An Israeli-linked hacker group known as Gonjeshke Darande reportedly drained $90 million from the Iranian cryptocurrency exchange Nobitex on June 18, 2025.
The hack’s political motivation underscores increasing cyber hostilities in the Middle East, affecting regional exchange activities and causing Iranian regulatory responses.
Incident Details and Implications
Gonjeshke Darande, linked with Israeli interests, employed vanity addresses to compromise Nobitex, Iran’s largest crypto exchange, resulting in the loss of $90 million in crypto assets. Nobitex’s connections to Iranian authorities highlight the attack’s political underpinnings.
This breach significantly affected user balances across multiple blockchains, including Bitcoin, Ethereum, and TRON. Funds were transferred to addresses emphasizing political messages without available private keys, signaling a non-financial objective. According to an Elliptic analyst, “But creating vanity addresses with text strings as long as those used in this hack is computationally infeasible. This means that Predatory Sparrow would not have the private keys for the crypto addresses they sent the Nobitex funds to, and have effectively burned the funds in order to send Nobitex a political message.”

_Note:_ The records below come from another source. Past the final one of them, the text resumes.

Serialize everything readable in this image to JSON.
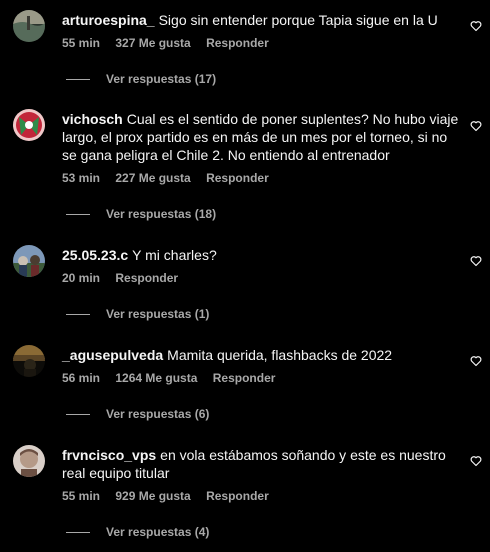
{
  "comments": [
    {
      "username": "arturoespina_",
      "text": "Sigo sin entender porque Tapia sigue en la U",
      "time": "55 min",
      "likes": "327 Me gusta",
      "reply_label": "Responder",
      "view_replies": "Ver respuestas (17)",
      "avatar_colors": [
        "#9a9a88",
        "#566b5a",
        "#2b352e"
      ],
      "like_icon": "heart-icon"
    },
    {
      "username": "vichosch",
      "text": "Cual es el sentido de poner suplentes? No hubo viaje largo, el prox partido es en más de un mes por el torneo, si no se gana peligra el Chile 2. No entiendo al entrenador",
      "time": "53 min",
      "likes": "227 Me gusta",
      "reply_label": "Responder",
      "view_replies": "Ver respuestas (18)",
      "avatar_colors": [
        "#c2263a",
        "#2f8c4a",
        "#f0c8c8"
      ],
      "like_icon": "heart-icon"
    },
    {
      "username": "25.05.23.c",
      "text": "Y mi charles?",
      "time": "20 min",
      "likes": "",
      "reply_label": "Responder",
      "view_replies": "Ver respuestas (1)",
      "avatar_colors": [
        "#7d98b8",
        "#3c5a3a",
        "#c9c0b4"
      ],
      "like_icon": "heart-icon"
    },
    {
      "username": "_agusepulveda",
      "text": "Mamita querida, flashbacks de 2022",
      "time": "56 min",
      "likes": "1264 Me gusta",
      "reply_label": "Responder",
      "view_replies": "Ver respuestas (6)",
      "avatar_colors": [
        "#8a6a35",
        "#2a2418",
        "#0d0c09"
      ],
      "like_icon": "heart-icon"
    },
    {
      "username": "frvncisco_vps",
      "text": "en vola estábamos soñando y este es nuestro real equipo titular",
      "time": "55 min",
      "likes": "929 Me gusta",
      "reply_label": "Responder",
      "view_replies": "Ver respuestas (4)",
      "avatar_colors": [
        "#b59a88",
        "#6b4f42",
        "#d9cfc8"
      ],
      "like_icon": "heart-icon"
    }
  ]
}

The attack compelled the Central Bank of Iran to restrict cryptocurrency trading markets temporarily. The hack’s political motive signifies rising cyber warfare and strategic operations against countries with opposing agendas in conflict.
On-chain analysis reveals the immediate paralyzation of asset movement within Nobitex, shedding light on Iran’s fragile exchange systems amid geopolitical pressures. The Iranian government’s ensuing intervention highlights the vulnerability of national exchanges to cyber threats.
Elliptic analysis suggests the assets involved were analytically “burned” intentionally, emphasizing ongoing strategic cyber-hostilities, rather than financial exploitation. The attack, while extensive, remains a symbolic strike against Iranian infrastructure.
Potential regulatory repercussions could lead to heightened security measures across exchanges and might provoke international policy discussions regarding cyber warfare protocols. Historical trends suggest similar events may prompt stricter regulatory frameworks in cryptocurrency markets worldwide.